The annual Beating of the Bounds saw the intrepid crew, carrying stripped willow wands with colourful ribbons according to custom, tramp the boundary of the special land almost entirely in the rain.

The walkers were led by ecclesiastical lawyer Rev Dr Meic Phillips and Katy Andrews of the New Lammas Lands Defence Committee (NLLDC) around the land which is held in trust by the council for use by the public.

Ms Andrews said: "Halfway along the parish boundary with Walthamstow rain and mud threatened to defeat the gang's attempts to scramble up the steep bank on to the Sustrans route along the former aqueduct.

"But luckily the boundsmen this year included an outward bound instructor, an extreme sports enthusiast and two mountain climbers.

"Everyone was eventually hoisted up in human chain with no worse injury than a few stings from the nettles."
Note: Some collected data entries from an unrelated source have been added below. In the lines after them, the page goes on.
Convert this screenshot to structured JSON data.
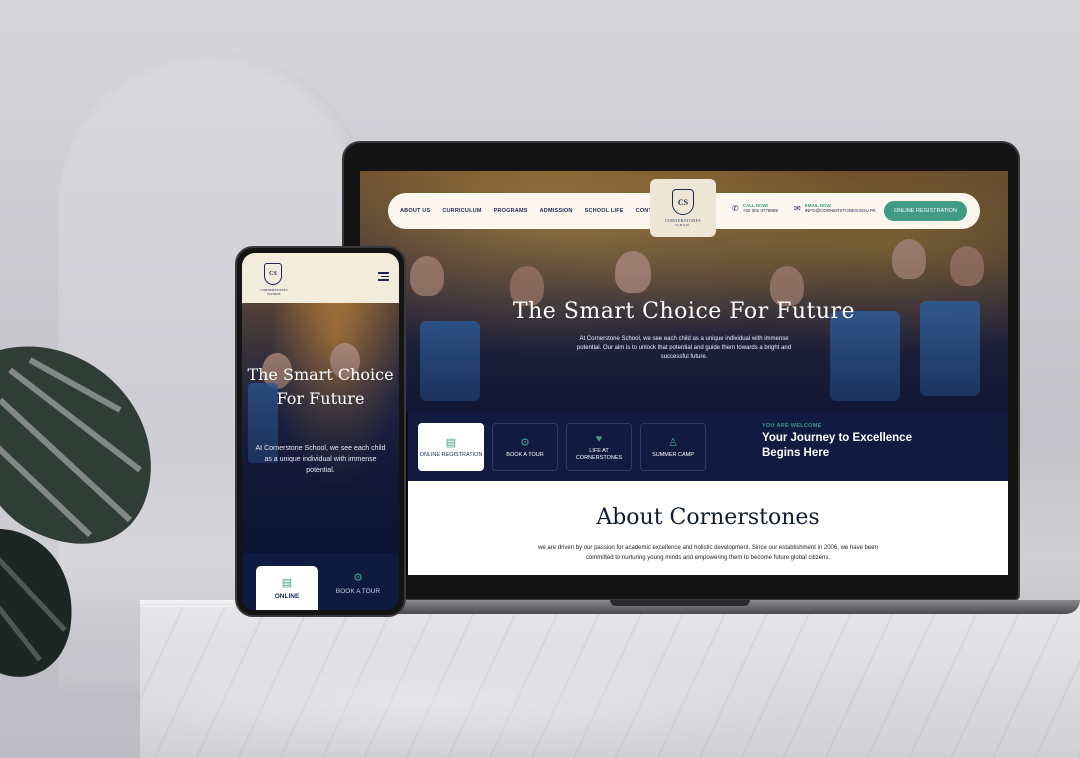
{
  "desktop": {
    "nav_links": [
      "ABOUT US",
      "CURRICULUM",
      "PROGRAMS",
      "ADMISSION",
      "SCHOOL LIFE",
      "CONTACT"
    ],
    "logo": {
      "initials": "CS",
      "name": "CORNERSTONES",
      "sub": "SCHOOL"
    },
    "call": {
      "label": "CALL NOW!",
      "value": "+92 301 3778889"
    },
    "email": {
      "label": "EMAIL NOW",
      "value": "INFO@CORNERSTONES.EDU.PK"
    },
    "register_button": "ONLINE REGISTRATION",
    "hero_title": "The Smart Choice For Future",
    "hero_subtitle": "At Cornerstone School, we see each child as a unique individual with immense potential. Our aim is to unlock that potential and guide them towards a bright and successful future.",
    "cta_cards": [
      {
        "icon": "document-icon",
        "label": "ONLINE REGISTRATION",
        "active": true
      },
      {
        "icon": "group-icon",
        "label": "BOOK A TOUR",
        "active": false
      },
      {
        "icon": "heart-icon",
        "label": "LIFE AT CORNERSTONES",
        "active": false
      },
      {
        "icon": "people-icon",
        "label": "SUMMER CAMP",
        "active": false
      }
    ],
    "welcome_kicker": "YOU ARE WELCOME",
    "welcome_title": "Your Journey to Excellence Begins Here",
    "about_title": "About Cornerstones",
    "about_body": "we are driven by our passion for academic excellence and holistic development. Since our establishment in 2006, we have been committed to nurturing young minds and empowering them to become future global citizens."
  },
  "mobile": {
    "logo_initials": "CS",
    "logo_name": "CORNERSTONES SCHOOL",
    "hero_title": "The Smart Choice For Future",
    "hero_subtitle": "At Cornerstone School, we see each child as a unique individual with immense potential.",
    "cta_primary": "ONLINE",
    "cta_secondary": "BOOK A TOUR"
  },
  "colors": {
    "navy": "#101b3f",
    "accent": "#3f9b83",
    "cream": "#fbf7ee"
  }
}
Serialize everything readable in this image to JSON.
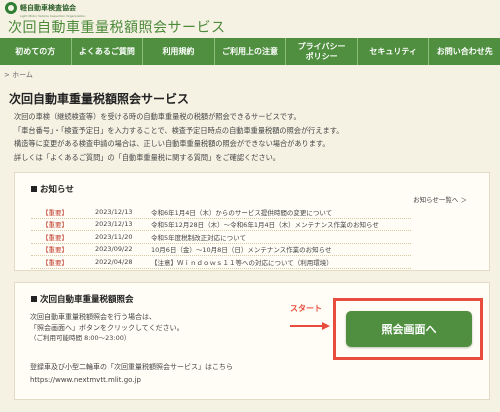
{
  "header": {
    "logo_text": "軽自動車検査協会",
    "logo_sub": "Light Motor Vehicle Inspection Organization",
    "site_title": "次回自動車重量税額照会サービス"
  },
  "nav": [
    {
      "label": "初めての方"
    },
    {
      "label": "よくあるご質問"
    },
    {
      "label": "利用規約"
    },
    {
      "label": "ご利用上の注意"
    },
    {
      "label": "プライバシー\nポリシー"
    },
    {
      "label": "セキュリティ"
    },
    {
      "label": "お問い合わせ先"
    }
  ],
  "breadcrumb": "> ホーム",
  "page_title": "次回自動車重量税額照会サービス",
  "intro": [
    "次回の車検（継続検査等）を受ける時の自動車重量税の税額が照会できるサービスです。",
    "「車台番号」・「検査予定日」を入力することで、検査予定日時点の自動車重量税額の照会が行えます。",
    "構造等に変更がある検査申請の場合は、正しい自動車重量税額の照会ができない場合があります。",
    "詳しくは「よくあるご質問」の「自動車重量税に関する質問」をご確認ください。"
  ],
  "news": {
    "heading": "お知らせ",
    "more": "お知らせ一覧へ ＞",
    "items": [
      {
        "tag": "【重要】",
        "date": "2023/12/13",
        "text": "令和6年1月4日（木）からのサービス提供時間の変更について"
      },
      {
        "tag": "【重要】",
        "date": "2023/12/13",
        "text": "令和5年12月28日（木）～令和6年1月4日（木）メンテナンス作業のお知らせ"
      },
      {
        "tag": "【重要】",
        "date": "2023/11/20",
        "text": "令和5年度税制改正対応について"
      },
      {
        "tag": "【重要】",
        "date": "2023/09/22",
        "text": "10月6日（金）～10月8日（日）メンテナンス作業のお知らせ"
      },
      {
        "tag": "【重要】",
        "date": "2022/04/28",
        "text": "【注意】Ｗｉｎｄｏｗｓ１１等への対応について（利用環境）"
      }
    ]
  },
  "app": {
    "heading": "次回自動車重量税額照会",
    "line1": "次回自動車重量税額照会を行う場合は、",
    "line2": "「照会画面へ」ボタンをクリックしてください。",
    "hours": "（ご利用可能時間 8:00～23:00）",
    "note1": "登録車及び小型二輪車の「次回重量税額照会サービス」はこちら",
    "note2": "https://www.nextmvtt.mlit.go.jp",
    "start_label": "スタート",
    "button_label": "照会画面へ"
  },
  "colors": {
    "nav_green": "#4f8f3f",
    "title_green": "#4d8a3a",
    "important_red": "#c0392b",
    "highlight_red": "#e74c3c"
  }
}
The wet weather meant the route was shortened but the walk ended as usual at the Eton Manor Cottage by Dagenham Brook bridge in Marsh Lane.

The site is marked by a plaque which commemorates Lammas Day in 1892, when 2,000 Leyton residents rioted on the marshes against a land grab by the East London Water Works Company.

At the end of the walk ribbons were removed from the willow sticks which were cast into the stream before wishes were made.

The day was rounded off with a slap-up sandwich and sausage roll tea at the Hare and Hounds pub in Lea Bridge Road.